When planning, it is important to set resolutions or goals that are clear, achievable and measurable. Resolutions can be made at any age, but it may be most effective to start with school-aged children. Parents should ask kids, ‘What’s something you want to be better or different this year?’ and help them map out how to get there.
Some helpful reminders for parents helping children with New Year’s Resolutions (and sticking to them):
1. Set goals that are clear, achievable and measurable for the child and his/her abilities - talk about making them specific. If a child wants to do better in school, have him pick a specific subject. Set a goal. “I will do better in school by raising my grade in science from a 3 to a
2. Consider setting goals as a family, with every person doing his/her own part – this is a great lesson for teamwork AND for all working together towards a common goal. Sitting down for dinner, going out once a week as a family, or each sharing a chore at home are great examples that involve everyone.

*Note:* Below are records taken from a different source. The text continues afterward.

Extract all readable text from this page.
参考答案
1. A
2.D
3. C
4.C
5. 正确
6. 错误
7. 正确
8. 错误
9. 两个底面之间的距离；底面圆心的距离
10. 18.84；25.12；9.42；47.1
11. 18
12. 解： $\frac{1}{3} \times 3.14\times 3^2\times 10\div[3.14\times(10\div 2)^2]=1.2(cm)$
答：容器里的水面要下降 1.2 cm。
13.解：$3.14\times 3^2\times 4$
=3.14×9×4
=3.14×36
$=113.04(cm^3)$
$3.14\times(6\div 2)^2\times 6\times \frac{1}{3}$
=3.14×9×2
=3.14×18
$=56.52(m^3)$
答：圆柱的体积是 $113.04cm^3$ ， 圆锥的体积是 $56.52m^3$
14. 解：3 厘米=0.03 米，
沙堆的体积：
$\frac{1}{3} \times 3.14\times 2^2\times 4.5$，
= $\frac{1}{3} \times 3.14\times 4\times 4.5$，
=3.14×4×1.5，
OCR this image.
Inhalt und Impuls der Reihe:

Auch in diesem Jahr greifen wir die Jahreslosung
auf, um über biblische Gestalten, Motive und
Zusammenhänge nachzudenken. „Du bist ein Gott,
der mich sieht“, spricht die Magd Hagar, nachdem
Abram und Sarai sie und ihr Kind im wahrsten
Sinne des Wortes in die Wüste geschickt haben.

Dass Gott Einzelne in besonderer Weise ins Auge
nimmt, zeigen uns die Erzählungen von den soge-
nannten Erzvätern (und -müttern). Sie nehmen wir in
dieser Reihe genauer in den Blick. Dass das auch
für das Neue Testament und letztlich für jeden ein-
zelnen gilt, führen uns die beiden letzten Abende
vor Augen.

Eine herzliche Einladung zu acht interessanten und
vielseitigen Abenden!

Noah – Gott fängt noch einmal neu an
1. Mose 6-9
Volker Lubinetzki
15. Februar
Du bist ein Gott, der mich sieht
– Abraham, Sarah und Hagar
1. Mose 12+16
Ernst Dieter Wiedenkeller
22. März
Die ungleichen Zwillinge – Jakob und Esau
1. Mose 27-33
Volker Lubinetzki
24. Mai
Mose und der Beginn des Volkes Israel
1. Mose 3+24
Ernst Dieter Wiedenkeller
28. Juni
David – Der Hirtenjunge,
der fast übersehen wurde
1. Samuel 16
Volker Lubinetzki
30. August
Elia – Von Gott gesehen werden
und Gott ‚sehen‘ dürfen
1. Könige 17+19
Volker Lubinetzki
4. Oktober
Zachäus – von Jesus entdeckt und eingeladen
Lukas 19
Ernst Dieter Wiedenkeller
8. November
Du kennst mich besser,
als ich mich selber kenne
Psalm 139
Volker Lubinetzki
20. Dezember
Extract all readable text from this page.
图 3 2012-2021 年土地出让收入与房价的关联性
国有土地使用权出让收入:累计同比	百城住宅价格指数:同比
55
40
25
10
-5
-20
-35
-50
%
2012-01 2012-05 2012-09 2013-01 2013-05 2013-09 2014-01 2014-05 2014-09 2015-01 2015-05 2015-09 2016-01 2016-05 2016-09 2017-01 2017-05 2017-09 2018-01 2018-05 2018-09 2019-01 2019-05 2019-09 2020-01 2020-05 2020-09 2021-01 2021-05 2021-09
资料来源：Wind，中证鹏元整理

3. Avoid setting too many goals - A long list of resolutions is simply too overwhelming. Young children should focus on one thing they want to impove and older children should limit it to two or three. Talk with your children about what is most important and focus on those. Then maybe take your own advice and set few for yourself, too.
4. Write Those Resolutions Down - Writing things down makes them more real. Write down the resolutions in either a private journal if your child wants it to be private or on a piece of paper that is posted someplace visible if your child doesn’t mind everyone seeing. Older children could possibly begin a journal to track their resolution journey.
5. Follow up periodically to see how children are doing with their goals; Trouble-shoot challenges together - Ask your children how their resolutions are coming along. Suggest ways that they can stick to their resolutions. If they mess up, encourage them to try again. Let them know that January 1st is not the only day for resolutions. They can start them, or re-start them, whenever they want.
6. Reward children for success along the way - Verbal praise goes a long way! Sticking by our resolutions provides parents with an invaluable opportunity to teach children that rewards not always have to be tangible. Children can learn early on that the reward itself is perseverance, and knowing that something they set their mind to can be done.
7. Be an Example For Your Kids - Do you have your own resolutions? Share one of them with your children. Then do your best to follow through with it. Compare resolution notes with your children from time to time. Encourage each other. Remember, parents are mentors for setting resolutions. Model the type of behavior you want as a family and everyone will be more successful.
Who knows? By helping your children learn to make and keep New Year’s resolutions, you may just break the cycle and start keeping your own!